A l’heure où les chefs d’Etat européens et africains se réunissent à Malte, pour réfléchir à la manière de juguler les migrations entre l’Europe et l’Afrique, Les bateaux ivres est un livre salutaire. Un livre où les protagonistes ne rentrent pas dans les cases du jargon diplomatique, ni dans les grilles statistiques. Un livre qui rappelle combien les parcours d’émigrations sont singuliers et douloureux. Combien la réalité des « migrants » – l’auteur préfère parler d’ »hommes-frontières » – est insaisissable pour qui ne l’a jamais vécu.

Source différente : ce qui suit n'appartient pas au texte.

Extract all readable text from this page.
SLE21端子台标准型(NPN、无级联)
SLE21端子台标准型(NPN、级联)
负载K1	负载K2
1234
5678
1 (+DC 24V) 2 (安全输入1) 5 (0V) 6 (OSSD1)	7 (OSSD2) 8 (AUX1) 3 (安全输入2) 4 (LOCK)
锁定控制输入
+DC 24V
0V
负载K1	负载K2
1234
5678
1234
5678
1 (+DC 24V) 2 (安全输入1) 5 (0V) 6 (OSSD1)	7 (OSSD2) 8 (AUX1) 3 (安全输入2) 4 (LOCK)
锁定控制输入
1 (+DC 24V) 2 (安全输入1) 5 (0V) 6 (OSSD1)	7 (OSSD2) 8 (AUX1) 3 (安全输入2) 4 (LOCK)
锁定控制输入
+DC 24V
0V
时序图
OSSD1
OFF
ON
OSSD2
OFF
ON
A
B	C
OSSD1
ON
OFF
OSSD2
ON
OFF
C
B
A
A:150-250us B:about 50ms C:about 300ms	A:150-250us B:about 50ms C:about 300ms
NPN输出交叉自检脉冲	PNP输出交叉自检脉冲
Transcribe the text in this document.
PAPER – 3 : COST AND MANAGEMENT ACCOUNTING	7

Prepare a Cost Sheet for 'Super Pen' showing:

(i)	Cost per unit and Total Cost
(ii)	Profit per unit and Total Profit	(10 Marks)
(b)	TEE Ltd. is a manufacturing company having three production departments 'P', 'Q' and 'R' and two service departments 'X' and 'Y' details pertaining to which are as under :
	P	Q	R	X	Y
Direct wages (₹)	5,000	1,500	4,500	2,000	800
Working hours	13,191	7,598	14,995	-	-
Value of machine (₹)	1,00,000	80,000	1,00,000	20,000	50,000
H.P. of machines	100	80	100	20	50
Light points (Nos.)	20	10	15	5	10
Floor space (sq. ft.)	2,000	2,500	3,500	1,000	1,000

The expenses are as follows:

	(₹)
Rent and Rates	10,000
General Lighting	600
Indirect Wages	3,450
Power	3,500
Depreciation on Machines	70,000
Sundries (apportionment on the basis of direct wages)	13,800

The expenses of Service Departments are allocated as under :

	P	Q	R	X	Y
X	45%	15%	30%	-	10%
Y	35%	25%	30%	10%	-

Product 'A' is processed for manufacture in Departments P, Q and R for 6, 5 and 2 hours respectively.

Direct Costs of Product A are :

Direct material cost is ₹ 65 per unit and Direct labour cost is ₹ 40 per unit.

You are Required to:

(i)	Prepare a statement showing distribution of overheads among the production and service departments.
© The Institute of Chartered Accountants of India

L’auteur, justement, sait de quoi il parle. Grand reporter au Nouvel observateur pendant trente ans, prix Albert Londres et prix Bayeux des correspondants de guerre, Jean-Paul Mari est né en 1950 en Algérie, qu’il a quitté un beau jour en bateau, pour « changer de rivage » lors d’un exode « hoquet de l’histoire ». L’histoire, depuis , s’est répétée, transformant la « Mare nostrum » en cimetière du monde contemporain, avec ces cadavres par centaines, qu’on ne prend même plus le temps d’identifier…

Destins croisés et trajectoires complexes

Jean-Paul Mari, au contraire, redonne aux migrants une identité, une histoire et une dignité au-delà du marasme et des sévices subis. Au-delà de cette marée de chiffres qui souvent les déshumanisent – et ne disent d’eux que ce qu’on veut bien en retenir… On suit ainsi Robiel l’Erythréen au destin déchirant, Fassi, le gamin de Guinée qui rêvait de football. On suit Nawad l’intellectuel syrien, scotché derrière sa caisse de supermarché dans un camp de réfugiés en Turquie, Zachiel l’imam afghan, qui a fui les talibans avec sa femme et ses quatre enfants.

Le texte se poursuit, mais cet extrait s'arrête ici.